Unable to audition in Los Angeles because of conflicts with her television show, Woodley tracked down Payne in New York to finally try out for a part that higher-profile actresses such as Kristen Stewart were considering.
“I had been looking for a young lady who could express both fire and vulnerability, like a young Debra Winger,” Payne said. “One minute into [Woodley’s] audition, I knew I had found her.”
Payne was also impressed by Woodley’s maturity. “She has a remarkably good head on her shoulders — clever, compassionate, perceptive — and she has been well-parented.”
Growing up in Simi Valley with two educator parents, Woodley was allowed to pursue acting as long as she followed three rules: “Stay the person I knew I was, do well in school and have fun,” Woodley said. “If I did all those things, I could continue to act.”
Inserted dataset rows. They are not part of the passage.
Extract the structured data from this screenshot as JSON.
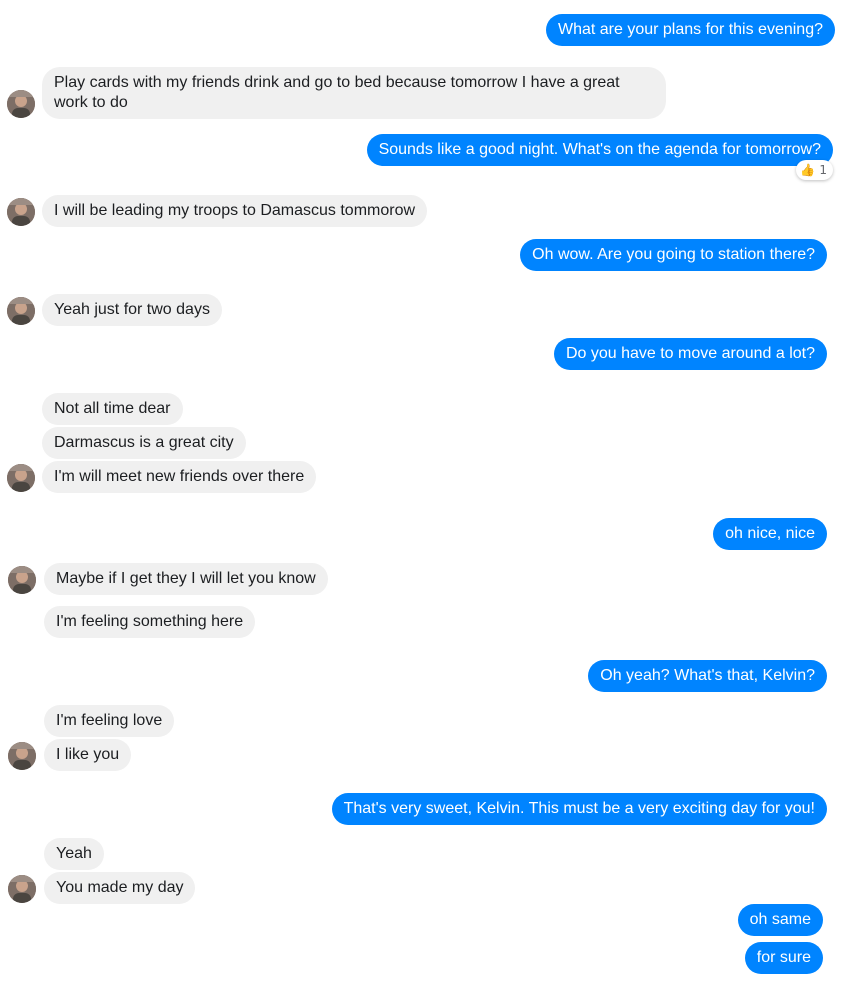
{
  "conversation": {
    "contact_name": "Kelvin",
    "messages": [
      {
        "from": "me",
        "text": "What are your plans for this evening?"
      },
      {
        "from": "them",
        "text": "Play cards with my friends drink and go to bed because tomorrow I have a great work to do"
      },
      {
        "from": "me",
        "text": "Sounds like a good night. What's on the agenda for tomorrow?",
        "reaction": {
          "emoji": "👍",
          "count": "1"
        }
      },
      {
        "from": "them",
        "text": "I will be leading my troops to Damascus tommorow"
      },
      {
        "from": "me",
        "text": "Oh wow. Are you going to station there?"
      },
      {
        "from": "them",
        "text": "Yeah just for two days"
      },
      {
        "from": "me",
        "text": "Do you have to move around a lot?"
      },
      {
        "from": "them",
        "text": "Not all time dear"
      },
      {
        "from": "them",
        "text": "Darmascus is a great city"
      },
      {
        "from": "them",
        "text": "I'm will meet new friends over there"
      },
      {
        "from": "me",
        "text": "oh nice, nice"
      },
      {
        "from": "them",
        "text": "Maybe if I get they I will let you know"
      },
      {
        "from": "them",
        "text": "I'm feeling something here"
      },
      {
        "from": "me",
        "text": "Oh yeah? What's that, Kelvin?"
      },
      {
        "from": "them",
        "text": "I'm feeling love"
      },
      {
        "from": "them",
        "text": "I like you"
      },
      {
        "from": "me",
        "text": "That's very sweet, Kelvin. This must be a very exciting day for you!"
      },
      {
        "from": "them",
        "text": "Yeah"
      },
      {
        "from": "them",
        "text": "You made my day"
      },
      {
        "from": "me",
        "text": "oh same"
      },
      {
        "from": "me",
        "text": "for sure"
      }
    ]
  },
  "colors": {
    "outgoing_bubble": "#0084ff",
    "incoming_bubble": "#f0f0f0",
    "outgoing_text": "#ffffff",
    "incoming_text": "#1c1e21"
  },
  "icons": {
    "avatar": "contact-avatar",
    "reaction": "thumbs-up-icon"
  }
}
Woodley studied acting as an extracurricular activity during her childhood. “I’d take classes for a year, then take a year off to do other things — build tables or climb mountains,” she said.
Despite little film experience, Woodley was not concerned about playing in the Hawaiian sandbox with two pros as seasoned as Clooney and Payne. She found it “bizarre” to know that Clooney, whose film “Up in the Air” was playing in theaters when she got the part, “was going to play my father.” But she showed no signs of intimidation on the set, according to the director. “That’s part of her talent and maturity — she can hold her own in any situation,” Payne said. “She’s the real McCoy.”
Woodley is equally fond of Payne and describes his directing style with a metaphor: “He’s the shore of the river, and we are the water. He gives us the freedom to create whatever currents we want, whatever rocks we want, but within the rules and boundaries of this vision.”
Woodley has multiple years left on her TV contract, though her representatives won’t confirm the exact number. “It’s difficult when you have a show,” she admitted. “Even though ABC Family is great and they let me out, if it’s not the right movie, they tend to not let you out.” She added that timing and content are the two factors the network takes into account before letting her off the show to attend an audition. “It all comes into play.”
In the meantime, Woodley, who said “her heart is in movies,” will continue working on the popular “American Teenager” — in which she plays the lead character, a teenage mom juggling parenthood and high school — and will keep looking for projects that inspire her.
Despite the bump “The Descendants” will inevitably bring to her career trajectory, she said she doesn’t intend to make a move for strategic reasons. “I don’t want to play the game of cat and mouse, where I have to do this part so I can get that part,” she said. “If it’s meant to be it’s meant to be. If not, I’ll be a third-grade teacher.”